As Toronto continues to grapple with its housing crisis, Mayor Olivia Chow is pushing for a City-led development model to get more affordable housing off the ground faster.

The recommended model, which Chow floated when she was on the campaign trail earlier this year, is outlined in a new housing report that was made public on Tuesday and will be considered by the Executive Committee and City Council in the coming weeks.


In short, the model would see the City act as a public builder for five City-owned and housing-ready sites (405 Sherbourne Street, 150 Queens Wharf Road, 1113-1117 Dundas Street West, 11 Brock Avenue, and 35 Bellevue Avenue), and theoretically, could help to pave the way for accelerated affordable housing development in Toronto. The report says that City staff would be expected to report back by Q3 2024 with a status update on the model.

“If you look at any of the countries in the developed world, there's always a role for the public sector to play in terms of dealing with housing,” Mayor Chow tells STOREYS. “In Canada, because we haven’t been doing that, the whole housing sector has become very unbalanced. And what you're seeing is a very deep housing crisis that we are now beginning to have to correct.”

Chow says that if public development of the five aforementioned sites is successful — the hope is for “speedy delivery in terms of approval” — there are more than 70 sites in the pipeline that stand to be developed under the same model. (More specifically, Tuesday’s report says that an additional 47 City-owned sites and 31 non-profit-owned sites have already been identified for public development.)

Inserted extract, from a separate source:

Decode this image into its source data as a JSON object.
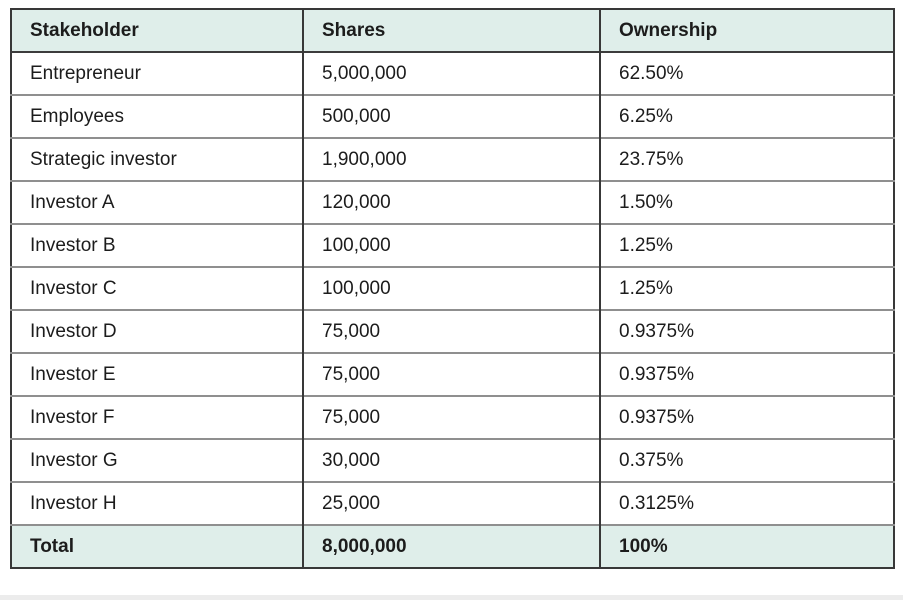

“This is a very, very modest beginning to build up our muscle memory,” she says. “You’ve got to start somewhere, right? We want to start small.”

However, Chow is aware that the model is not without challenges, particularly when you consider today’s interest rate and borrowing realities. That’s where different levels of government come in. Chow says she’s been in talks with the federal and provincial governments about creating a program that partnered organizations can tap into to lower their financing costs.

“The federal government has put aside quite a bit of money, so we just need them to open the tap. Because they've made the promise to do it, but they just now have to approve the funding,” says Chow.

The 52 city-owned sites identified in Tuesday’s report are projected to accommodate between 16,000 to 17,500 new rent-controlled homes, including affordable, rent-geared-to-income, and market rental units.

“We’re going to continue to partner with non-profit groups and Indigenous groups, and with the private sector through the HousingNow program,” says Chow. “I think the housing need is so great, we need all hands on deck. Government, private development companies, homeowners — you name it. We need to do it together.”